Cassidy countered that he believes it would be “reckless to not enhance the experience of our students,” by moving the kindergartners out of their present classrooms in a wing at Baker High School and making way for career and technical programs for high school students in that space. 

Teachers and administrators have stressed the need to return the students and staff to a building housing their peers, and the high school has received grant money to help expand vocational training.

Kindergartners had been housed in their neighborhood schools until the buildings were restructured by grade-level in 2009. The district closed the former North Baker Elementary School that year and since has used the building to house the Baker Web Academy, Baker Early College, the Eagle Cap innovative high school and other programs.

Director Richard McKim abstained from voting on the issue of purchasing the modular buildings for the Brooklyn site.

Before the final motion was approved, McKim proposed transferring sixth-graders to North Baker and shuffling other students in a “domino effect.” Knight seconded the motion. The motion and second later were withdrawn after Cassidy convinced the two that they were acting outside their authority as board members with such a specific motion.

Wegener advised the directors that their role, under district policy, is to authorize space and cost. The specific organization of the district is up to administrators.

Cassidy acknowledged the policy, but added that the board has expressed its desire to be involved in the process.

He then moved to buy as many as four modulars and to allocate the money to accommodate moving kindergartners.

McKim declined to state a reason for abstaining on that vote when asked by Bryan during the meeting. 

Afterward, however, McKim said he brought up the option of using space at North Baker simply to demonstrate to the audience that other options had been considered.

“I’m the loyal opposition,” he said, adding that he will support the majority vote to buy the modular buildings.

“This school board has not had a lot of time for its scabs and scars to heal.
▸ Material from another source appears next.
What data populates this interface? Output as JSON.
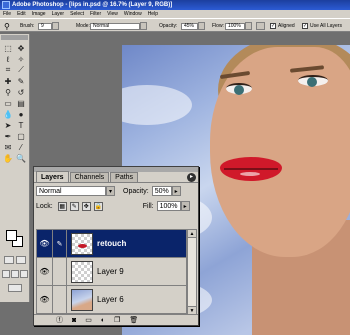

We’re still a unified entity,” McKim said, of his reluctance to vote against the plan. 

McKim and Cassidy were elected to the board in May 2013 and began their four-year terms July 1. The former board was criticized by some for its inability to work together.

In other business, the board approved a 2014-15 school calendar that follows this year’s schedule based on a four-day student week.
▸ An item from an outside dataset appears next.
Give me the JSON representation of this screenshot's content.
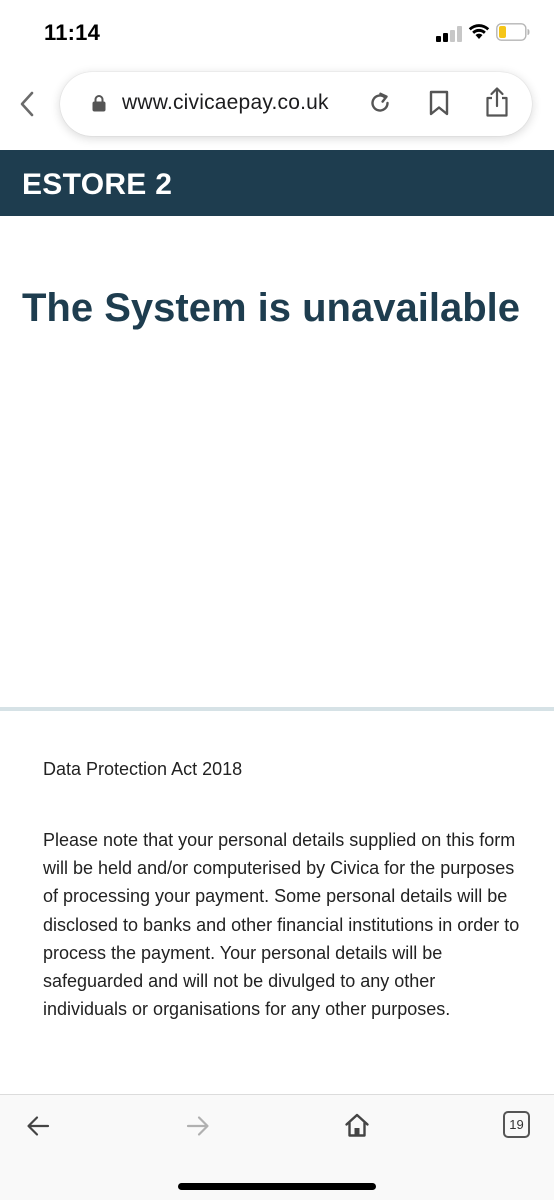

Knight voted against the plan after stating his disapproval of the district using some Fridays as makeup days for weeks that include a Monday holiday.

“My preference would be adding to the end of the year rather than Friday,” he said.

Prior to the vote, Wegener explained that the district moved to a four-day week to preserve programs in the wake of declining state revenue caused by the recession.

By operating on a four-day student week and adding an hour to the school day, the time students spend in classes was increased from 845 “quality” hours per year to 982 “quality” hours per year, Wegener said. Elective programs were preserved and class sizes were kept at acceptable levels.

The district has provided some tutoring for students who need extra help on Fridays and the day off allows them to attend other programs such as special ski days at Anthony Lakes.

Teachers can use Fridays for professional development and collaboration without taking time away from their classes. And the day without students provides extra prep time.

Bryan, who was appointed to fill an unexpired term on the board that hired Wegener, said the superintendent was given a specific set of goals when he came to the district. Directors were considering a move to a full-year schedule, with emphasis on preserving art, music, drama and small sports before state funding was reduced.

“We had discussed creative ways to expand opportunities until we were faced with the reality that we were going to have to cut millions of dollars,” Wegener said.

The proposed four-day 2014-15 calendar was accepted by a majority of the staff and parents also have expressed support for the system, he added.